A simple song but listening to it is complex

Appreciating a good song, it turns out, is very much a whole-brain business, with research revealing specific regions in the left and right hemispheres decode words and music separately.

The fact that different sides of the brain are responsible for processing the lyrical and melodic content of music has been known for years, but until now the mechanisms involved have been unknown.

The simplest explanation – that somehow areas of the left and right hemispheres respond to auditory cues – has long been regarded as more a generalisation than a penetrating insight.

To try to clarify things a bit more, a team of researchers headed by Phillipe Albouy from McGill University in Montreal, Canada, recruited two small cohorts of French and English speakers and plunged into the realms of a capella.

The researchers constructed 10 sentences across both languages and composed 10 nifty melodies. These were all then paired up and cross-matched, resulting in a collection of 100 spoken-word tunes.

The volunteers were then asked to listen to selections while strapped into functional magnetic resonance imaging machines. As they did so, Albouy and colleagues progressively degraded either the recorded integrity of the words themselves or the melody to which they were sang, and then watched what happened.

The distinction between music and sung words goes deeper, neurologically speaking, than the way they each encode different types of information.
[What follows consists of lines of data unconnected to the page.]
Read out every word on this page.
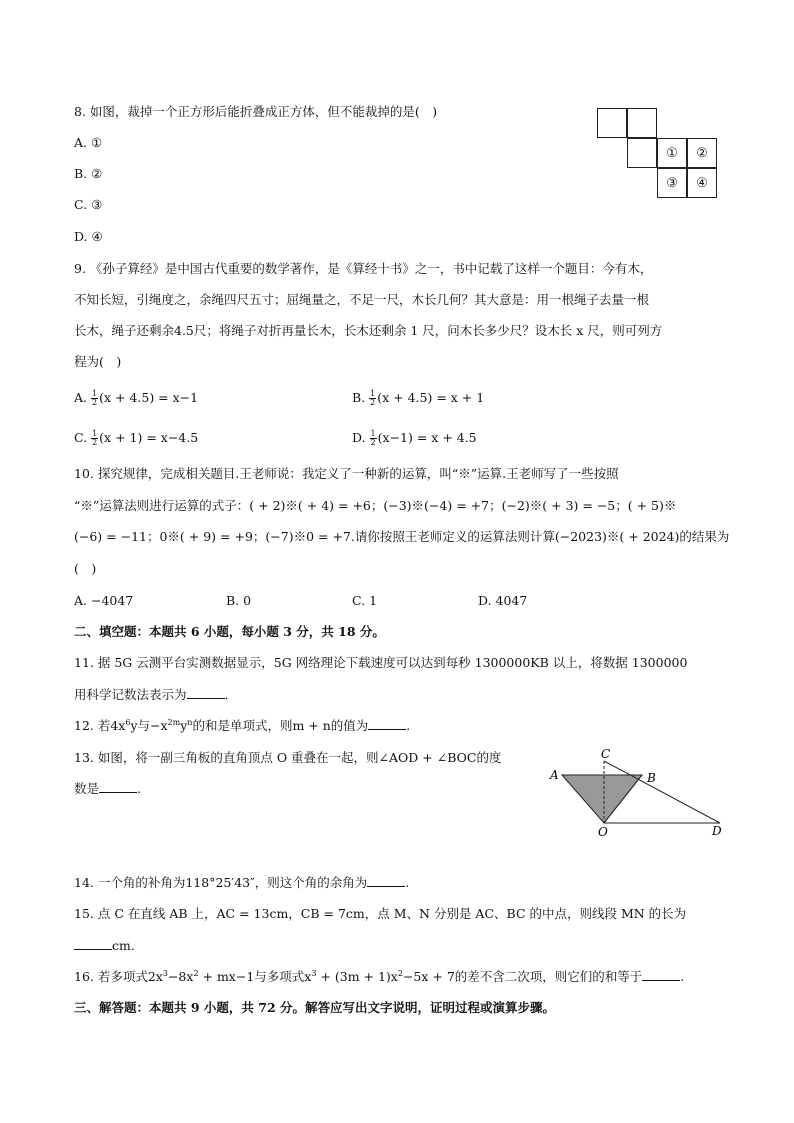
8. 如图，裁掉一个正方形后能折叠成正方体，但不能裁掉的是(　)
A. ①
B. ②
C. ③
D. ④
①	②
③	④
9. 《孙子算经》是中国古代重要的数学著作，是《算经十书》之一，书中记载了这样一个题目：今有木，
不知长短，引绳度之，余绳四尺五寸；屈绳量之，不足一尺，木长几何？其大意是：用一根绳子去量一根
长木，绳子还剩余4.5尺；将绳子对折再量长木，长木还剩余 1 尺，问木长多少尺？设木长 x 尺，则可列方
程为(　)
A. $\frac{1}{2} (x + 4.5) = x-1$	B. $\frac{1}{2} (x + 4.5) = x + 1$
C. $\frac{1}{2} (x + 1) = x-4.5$	D. $\frac{1}{2} (x-1) = x + 4.5$
10. 探究规律，完成相关题目.王老师说：我定义了一种新的运算，叫“※”运算.王老师写了一些按照
“※”运算法则进行运算的式子：( + 2)※( + 4) = +6；(−3)※(−4) = +7；(−2)※( + 3) = −5；( + 5)※
(−6) = −11；0※( + 9) = +9；(−7)※0 = +7.请你按照王老师定义的运算法则计算(−2023)※( + 2024)的结果为
(　)
A. −4047	B. 0	C. 1	D. 4047
二、填空题：本题共 6 小题，每小题 3 分，共 18 分。
11. 据 5G 云测平台实测数据显示，5G 网络理论下载速度可以达到每秒 1300000KB 以上，将数据 1300000
用科学记数法表示为	.
12. 若$4x^6y$与$-x^{2m}y^n$的和是单项式，则m + n的值为	.
13. 如图，将一副三角板的直角顶点 O 重叠在一起，则∠AOD + ∠BOC的度
数是	.
A	B
C
D
O
14. 一个角的补角为118°25′43″，则这个角的余角为	.
15. 点 C 在直线 AB 上，AC = 13cm，CB = 7cm，点 M、N 分别是 AC、BC 的中点，则线段 MN 的长为
cm.
16. 若多项式$2x^3-8x^2 + mx-1$与多项式$x^3 + (3m + 1)x^2-5x + 7$的差不含二次项，则它们的和等于	.
三、解答题：本题共 9 小题，共 72 分。解答应写出文字说明，证明过程或演算步骤。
Processing words, the researchers found, relies on temporal – time-based – stimuli, while music is processed in relation to its “spectral” components – the range of fluctuating signals involved. (Indeed, some researchers have suggested that analysing the spectral elements of music is all that is required to construct a precise classification system for music genres.)

The research revealed that words and music were processed in a region next to the left and right auditory cortices of the brain, specifically an area known as the lateral anterior superior temporal gyrus.

Fooling around with the precision of the words in the a capella samples resulted in decreased function in the left hemisphere while the melody-detecting right one remained at full strength. Leaving the words crisp and clear but degrading the melody had the opposite outcome.

The results were identical for the French and English speakers, indicating that the process is innate and not a product of culture.

“Humans have developed two means of auditory communication: speech and music,” the researchers write in the journal Science.

“Our study suggests that these two domains exploit opposite extremes of the spectrotemporal continuum, with a complementary specialization of two parallel neural systems, one in each hemisphere, that maximises the efficiency of encoding of their respective acoustical features.”